Out of curiosity I wrote a program that uses channels to distribute data across different go-routine consumers (pretty much a classical N producers M consumers problem.
I’d love to get some feedback on wether or not this is smart and if I could improve this.
Also interestingly if I run this with
go run -race it will complain because there is the possibility of a data race (which I think should not be the case)
The code can be found here:
(Or if you prefer the vanilla playground here: https://play.golang.org/p/XQEkegTPB-)
The idea here is that there is one
Insert channel that takes a Key/Value pair, and checks a hashmap if the key has already been seen before. If not it will create a new entry in the hashmap with a channel. It will then start a new goroutine that consumes data from that channel and insert the incoming KV-Pair into the consumer channel.
So in my example I have 100 producers, 1 “main” distributor and 5 consumer goroutines. And it works
I am also not 100% confident this is the most efficient way to do this as there is the potential bottleneck of the main distributor goroutine, but it works without any locking which I find neat.
I was thinking about replacing the distributor goroutine with a double-checked mutex that runs in the producer goroutines.

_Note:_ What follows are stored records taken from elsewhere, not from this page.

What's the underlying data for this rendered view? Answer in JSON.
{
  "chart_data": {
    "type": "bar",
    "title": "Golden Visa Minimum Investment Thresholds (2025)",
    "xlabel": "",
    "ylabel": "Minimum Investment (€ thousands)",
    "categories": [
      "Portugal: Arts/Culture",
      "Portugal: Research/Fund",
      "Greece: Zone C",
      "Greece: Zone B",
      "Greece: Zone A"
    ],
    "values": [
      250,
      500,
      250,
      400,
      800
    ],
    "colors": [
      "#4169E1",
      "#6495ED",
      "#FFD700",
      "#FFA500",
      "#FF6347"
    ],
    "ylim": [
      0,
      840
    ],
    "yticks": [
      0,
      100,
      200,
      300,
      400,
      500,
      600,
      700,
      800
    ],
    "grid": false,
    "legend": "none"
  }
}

Any feedback or suggestions?
It’s nice code and it’s pretty general, so I am not sure I can give you any suggestion on efficiency. It really depends on how and why you pass data via channels, how you consume the data, how slow the consumers are, how fast the producers are, etc.
Two notes, however:
- There is a data race. Access to a map is not safe. Any addition/removal to a map might reshuffle the buckets (the data structures used transparently inside the map.) Thus, accessing by key as you do in line 28 is unsafe and the race detector correctly report it.
Solution: just pass the channel, not the map key to the function.

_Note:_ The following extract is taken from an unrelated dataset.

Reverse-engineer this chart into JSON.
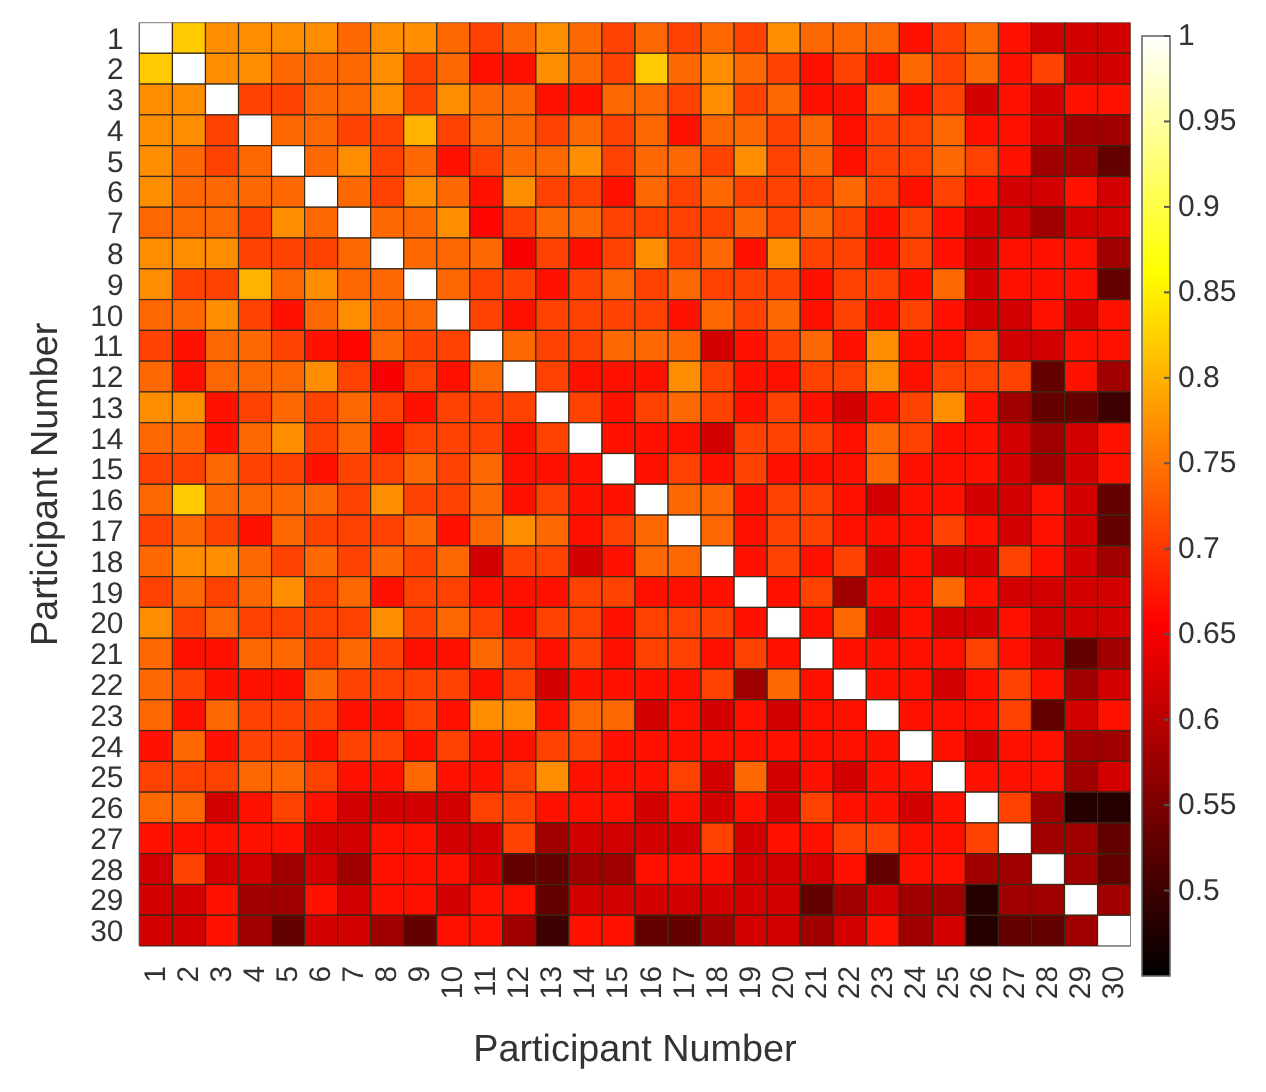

- To be precise, your code is not “lock-free” as channels use locks internally. Lock-free structures are structures that only use atomic operations. Remember that the choice between channels and locks is not a performance one but rather a semantic one: channels orchestrate, locks only serialize. But this is nitpicking
Thank you so much for taking the time and looking into it.
Yes the data race I noticed once I was trying to run some simple benchmarks with the program and it did break on the concurrent map access. I am thinking about moving the
All channel to a local variable inside the Observe func to make sure nobody outside the main distribution goroutine can access this - seems like the safer design:
As for the performance, the consumers would be also async. Meaning for each batch of N items I’ll dispatch a new goroutine to process the items without blocking the channel observer goroutine.
Again - thank you very much. I am still trying to grasp what good go code looks like and I was worried I that I am being too clever with this.
Now the next obvious question here would be: How would I test this properly?